I’m in the middle of week two of this two-month work sabbatical. I’d hoped that by now, I’d have had many moments of solitude and calm, as I caught up on reading and posted deep thoughts to this site.

There haven’t been a lot of deep thoughts posted here, and I haven’t been having many to begin with.

I recall that this happened the last time I had a sabbatical: I spent the first part catching up overdue projects that my regular schedule hadn’t allowed me to work on. It’s happening again.

This time, the main project is a long-suffering report. Back in October and November, I spent two weeks in Colombia (I posted many photos here at the time). I came back, got all my notes together, and then started writing about it. I worked bit by bit, section by section, whenever I had the chance to move the project forward.

As winter and spring passed, there were entire weeks—even some two-week periods—when I did not have that chance at all. It turns out that running a communications-heavy advocacy program about the U.S.-Mexico border and migration, during the highly charged 2024 election year, doesn’t lend itself to also writing an in-depth field research report about migration in Colombia.

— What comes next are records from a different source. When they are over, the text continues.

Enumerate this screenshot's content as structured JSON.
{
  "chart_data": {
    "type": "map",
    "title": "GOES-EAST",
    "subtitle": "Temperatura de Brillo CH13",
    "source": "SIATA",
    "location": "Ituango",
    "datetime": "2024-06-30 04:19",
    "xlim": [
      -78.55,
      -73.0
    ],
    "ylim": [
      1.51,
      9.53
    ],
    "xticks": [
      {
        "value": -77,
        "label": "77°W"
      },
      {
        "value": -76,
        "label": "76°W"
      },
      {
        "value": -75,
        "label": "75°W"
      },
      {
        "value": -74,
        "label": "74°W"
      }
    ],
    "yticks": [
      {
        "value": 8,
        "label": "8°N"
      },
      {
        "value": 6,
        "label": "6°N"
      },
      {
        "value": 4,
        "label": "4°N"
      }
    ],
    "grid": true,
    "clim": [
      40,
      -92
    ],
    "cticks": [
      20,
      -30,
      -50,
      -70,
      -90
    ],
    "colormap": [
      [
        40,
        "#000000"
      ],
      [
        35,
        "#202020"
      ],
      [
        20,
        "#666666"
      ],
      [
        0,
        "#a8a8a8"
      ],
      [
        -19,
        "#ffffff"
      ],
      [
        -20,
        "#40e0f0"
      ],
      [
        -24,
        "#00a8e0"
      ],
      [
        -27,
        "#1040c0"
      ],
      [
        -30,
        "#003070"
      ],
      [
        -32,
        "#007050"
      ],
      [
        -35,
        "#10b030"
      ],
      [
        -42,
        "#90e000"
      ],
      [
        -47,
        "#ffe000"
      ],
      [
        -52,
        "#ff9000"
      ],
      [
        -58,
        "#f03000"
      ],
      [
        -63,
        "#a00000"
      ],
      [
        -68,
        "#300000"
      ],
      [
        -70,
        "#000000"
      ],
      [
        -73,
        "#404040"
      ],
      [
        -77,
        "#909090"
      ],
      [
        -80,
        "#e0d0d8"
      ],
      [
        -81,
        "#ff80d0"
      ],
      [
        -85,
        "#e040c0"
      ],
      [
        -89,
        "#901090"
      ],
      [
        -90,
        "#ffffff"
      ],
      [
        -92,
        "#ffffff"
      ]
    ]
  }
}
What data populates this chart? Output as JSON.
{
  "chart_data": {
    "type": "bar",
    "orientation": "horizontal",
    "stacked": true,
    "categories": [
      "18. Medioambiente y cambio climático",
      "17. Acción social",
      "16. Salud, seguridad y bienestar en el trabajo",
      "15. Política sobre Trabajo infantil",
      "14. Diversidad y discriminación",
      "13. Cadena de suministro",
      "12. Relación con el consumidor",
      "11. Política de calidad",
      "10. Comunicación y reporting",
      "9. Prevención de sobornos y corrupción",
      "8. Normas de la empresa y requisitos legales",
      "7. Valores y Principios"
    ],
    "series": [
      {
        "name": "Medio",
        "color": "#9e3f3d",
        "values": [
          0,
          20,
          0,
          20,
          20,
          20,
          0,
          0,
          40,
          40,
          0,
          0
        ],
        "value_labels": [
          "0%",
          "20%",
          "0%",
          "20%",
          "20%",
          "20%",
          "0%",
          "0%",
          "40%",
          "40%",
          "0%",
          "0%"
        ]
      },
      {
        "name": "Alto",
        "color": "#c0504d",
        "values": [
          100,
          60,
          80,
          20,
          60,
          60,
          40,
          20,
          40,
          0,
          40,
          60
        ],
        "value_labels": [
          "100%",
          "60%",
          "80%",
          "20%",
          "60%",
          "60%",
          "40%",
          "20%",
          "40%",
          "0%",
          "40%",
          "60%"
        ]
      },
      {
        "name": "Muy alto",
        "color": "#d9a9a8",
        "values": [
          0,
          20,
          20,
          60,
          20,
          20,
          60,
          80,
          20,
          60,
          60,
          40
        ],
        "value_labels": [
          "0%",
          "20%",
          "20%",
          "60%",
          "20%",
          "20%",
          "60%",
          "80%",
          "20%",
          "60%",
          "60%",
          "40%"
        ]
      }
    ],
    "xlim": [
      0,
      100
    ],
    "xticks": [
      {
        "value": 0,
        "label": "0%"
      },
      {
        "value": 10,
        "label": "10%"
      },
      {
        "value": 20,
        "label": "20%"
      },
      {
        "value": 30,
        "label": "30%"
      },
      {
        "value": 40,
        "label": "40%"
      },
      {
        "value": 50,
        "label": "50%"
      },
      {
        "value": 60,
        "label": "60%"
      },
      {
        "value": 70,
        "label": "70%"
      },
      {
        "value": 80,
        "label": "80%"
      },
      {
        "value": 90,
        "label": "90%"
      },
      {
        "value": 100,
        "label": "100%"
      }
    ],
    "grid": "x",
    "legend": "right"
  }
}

Now that I’m on sabbatical, it’s finally happening. I’ve put in about 24 of the past 96 hours working on it, and today I handed off a polished draft to WOLA’s program and communications teams. It’s really nice to no longer say “the report is coming.”

It hasn’t been painless. What was a 16,000-word draft at the beginning of the weekend, with 170 footnotes, by Monday night was a 20,000-word draft with 242 footnotes. By today, I’d managed to whack it back to 14,500 words and 169 footnotes.

If you’ve never had to cut 5,000 words from a 20,000-word report, eliminating entire lines of research that you’d gathered from your fieldwork… well, I don’t recommend it. It’s brutal.

Between that and posting “daily border links,” I never made it outdoors at all today. (It was raining, anyway.)

But it’s great to have it behind me (except for suggestions and revisions). Being able to shut down much of the work over the past 10 days is what made it possible.

It still doesn’t really feel like a sabbatical, though.